DAVID VON PEIN SAID:

Goodie! More behind-the-scenes, make-believe "conspiratorial" activity. So, Nichols was involved in the massive "Patsy/Rub Out Plot" too, eh?

Pretty soon, somebody's GOTTA get Sinatra into the mix too. His hands surely can't be squeaky clean with all of his "Kennedy" and "Mob" connections.

Right?


GREG PARKER SAID:

>>> "Nichols, at best, was acting like the rest of the status quo in Dallas, and therefore can be at least partly forgiven. A snake after all, can only act like a snake." <<<


DAVID VON PEIN SAID:

And a kook will always act like a kook. (Status quo, after all.)


GREG PARKER SAID:

>>> "The greater anger and suspicion should be cast upon the role of the Dallas Civil Rights Union that night." <<<


DAVID VON PEIN SAID:

And how many more "conspirators" would this add up to then? Let's see those numbers.


DON JEFFRIES SAID:

>>> "I am skeptical about everything Oswald is alleged to have done on November 22, 1963." <<<


DAVID VON PEIN SAID:

That's because you are an idiot who shouldn't be looking into this case at all.
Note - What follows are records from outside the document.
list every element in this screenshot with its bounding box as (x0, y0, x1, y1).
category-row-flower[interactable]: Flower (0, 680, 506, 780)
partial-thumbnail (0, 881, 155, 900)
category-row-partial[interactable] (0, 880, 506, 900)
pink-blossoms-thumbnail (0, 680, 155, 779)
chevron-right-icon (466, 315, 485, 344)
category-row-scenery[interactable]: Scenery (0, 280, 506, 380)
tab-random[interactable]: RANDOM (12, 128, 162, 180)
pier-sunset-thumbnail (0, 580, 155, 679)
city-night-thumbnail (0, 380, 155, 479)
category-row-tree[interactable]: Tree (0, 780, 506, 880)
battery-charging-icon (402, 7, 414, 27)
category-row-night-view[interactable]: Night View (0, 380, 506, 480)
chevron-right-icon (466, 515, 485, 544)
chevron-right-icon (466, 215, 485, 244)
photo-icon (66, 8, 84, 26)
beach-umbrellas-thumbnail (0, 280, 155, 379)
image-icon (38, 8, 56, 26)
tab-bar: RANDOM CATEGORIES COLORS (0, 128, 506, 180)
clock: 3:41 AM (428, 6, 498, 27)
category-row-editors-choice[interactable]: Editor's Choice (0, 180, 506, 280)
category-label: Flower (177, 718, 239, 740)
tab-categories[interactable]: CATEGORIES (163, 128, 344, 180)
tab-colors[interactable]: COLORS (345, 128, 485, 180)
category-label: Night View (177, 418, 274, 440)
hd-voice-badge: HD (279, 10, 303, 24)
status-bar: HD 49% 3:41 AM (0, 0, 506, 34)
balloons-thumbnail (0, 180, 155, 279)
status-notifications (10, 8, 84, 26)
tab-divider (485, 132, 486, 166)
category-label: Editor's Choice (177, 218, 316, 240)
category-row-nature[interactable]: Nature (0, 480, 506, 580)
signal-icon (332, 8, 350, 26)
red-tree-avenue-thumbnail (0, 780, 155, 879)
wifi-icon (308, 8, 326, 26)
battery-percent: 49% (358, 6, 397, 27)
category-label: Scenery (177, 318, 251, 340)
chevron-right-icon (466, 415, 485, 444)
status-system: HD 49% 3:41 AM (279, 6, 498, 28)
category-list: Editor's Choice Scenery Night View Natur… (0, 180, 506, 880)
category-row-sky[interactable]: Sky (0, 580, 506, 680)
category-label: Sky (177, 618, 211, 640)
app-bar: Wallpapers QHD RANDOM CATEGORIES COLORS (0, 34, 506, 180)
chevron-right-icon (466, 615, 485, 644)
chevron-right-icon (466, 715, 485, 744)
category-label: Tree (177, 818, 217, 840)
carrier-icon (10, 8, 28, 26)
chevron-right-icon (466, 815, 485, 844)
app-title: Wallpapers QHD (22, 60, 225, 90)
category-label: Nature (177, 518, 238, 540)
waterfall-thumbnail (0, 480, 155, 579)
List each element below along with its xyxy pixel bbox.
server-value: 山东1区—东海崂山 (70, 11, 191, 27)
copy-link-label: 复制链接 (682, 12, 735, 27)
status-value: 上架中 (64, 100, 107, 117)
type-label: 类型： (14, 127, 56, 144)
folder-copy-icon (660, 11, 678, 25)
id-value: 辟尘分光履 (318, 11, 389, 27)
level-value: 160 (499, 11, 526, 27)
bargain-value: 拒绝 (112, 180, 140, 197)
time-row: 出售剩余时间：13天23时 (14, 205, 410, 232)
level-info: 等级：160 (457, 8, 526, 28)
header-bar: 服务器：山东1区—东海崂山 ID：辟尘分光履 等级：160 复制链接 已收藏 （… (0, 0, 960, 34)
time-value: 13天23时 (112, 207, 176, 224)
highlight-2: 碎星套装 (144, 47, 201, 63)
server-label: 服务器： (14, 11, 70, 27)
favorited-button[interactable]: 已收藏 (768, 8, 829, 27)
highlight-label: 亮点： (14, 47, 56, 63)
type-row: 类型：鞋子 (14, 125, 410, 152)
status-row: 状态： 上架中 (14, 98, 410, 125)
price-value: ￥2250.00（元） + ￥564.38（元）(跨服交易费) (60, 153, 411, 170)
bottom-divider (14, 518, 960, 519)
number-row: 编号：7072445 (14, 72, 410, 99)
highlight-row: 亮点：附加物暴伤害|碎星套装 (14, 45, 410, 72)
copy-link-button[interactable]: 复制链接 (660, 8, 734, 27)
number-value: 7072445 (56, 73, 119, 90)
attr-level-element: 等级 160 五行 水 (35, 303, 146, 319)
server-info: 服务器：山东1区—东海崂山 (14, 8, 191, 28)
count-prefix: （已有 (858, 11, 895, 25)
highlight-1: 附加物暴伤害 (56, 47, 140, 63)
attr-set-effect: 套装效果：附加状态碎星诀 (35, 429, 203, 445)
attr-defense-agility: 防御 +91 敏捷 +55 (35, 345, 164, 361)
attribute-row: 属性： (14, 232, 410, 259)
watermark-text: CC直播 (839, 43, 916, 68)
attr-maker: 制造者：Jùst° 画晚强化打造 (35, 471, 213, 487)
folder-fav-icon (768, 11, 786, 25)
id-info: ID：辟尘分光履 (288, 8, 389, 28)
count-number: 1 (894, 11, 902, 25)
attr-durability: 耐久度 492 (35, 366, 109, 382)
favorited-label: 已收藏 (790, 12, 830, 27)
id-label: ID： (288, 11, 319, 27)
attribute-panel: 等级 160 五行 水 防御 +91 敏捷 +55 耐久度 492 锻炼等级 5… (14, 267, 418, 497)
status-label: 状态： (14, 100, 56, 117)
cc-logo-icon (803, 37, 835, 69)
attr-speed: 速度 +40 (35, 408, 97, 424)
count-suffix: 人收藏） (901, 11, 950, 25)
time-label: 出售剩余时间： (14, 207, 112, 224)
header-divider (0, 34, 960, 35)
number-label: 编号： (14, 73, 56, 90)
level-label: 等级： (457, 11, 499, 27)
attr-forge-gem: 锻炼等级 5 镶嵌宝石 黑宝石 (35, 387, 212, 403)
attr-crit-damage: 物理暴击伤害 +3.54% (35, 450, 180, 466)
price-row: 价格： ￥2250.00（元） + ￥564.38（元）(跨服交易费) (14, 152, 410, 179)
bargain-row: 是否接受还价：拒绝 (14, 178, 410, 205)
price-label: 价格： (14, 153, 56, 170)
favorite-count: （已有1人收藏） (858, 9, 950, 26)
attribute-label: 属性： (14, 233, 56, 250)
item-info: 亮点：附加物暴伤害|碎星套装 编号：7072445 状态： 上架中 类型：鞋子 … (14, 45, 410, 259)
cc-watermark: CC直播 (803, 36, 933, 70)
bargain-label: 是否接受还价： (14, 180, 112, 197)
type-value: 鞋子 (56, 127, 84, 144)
"If anyone maintains that Oswald was just a patsy and did not kill Kennedy, that person is either unaware of the evidence against Oswald or simply a very silly person. .... Any denial of Oswald's guilt is not worthy of serious discussion." -- Vincent T. Bugliosi


GREG PARKER SAID:

>>> "That Baker/Truly/Oswald thing is pure, unadulterated bunk." <<<


DAVID VON PEIN SAID:

So, Baker and Truly were rotten liars and were out to frame poor innocent Oswald too, is that it?

Any particular reason as to WHY you want to smear Mr. Baker and Mr. Truly in this manner?

Just WHY would Roy S. Truly have had any desire to frame LHO for murdering the President? The same with Baker? Why?

Just make something up off the top of your head to explain these "Why?" questions....like all conspiracy kooks seem to enjoy doing, 24/7.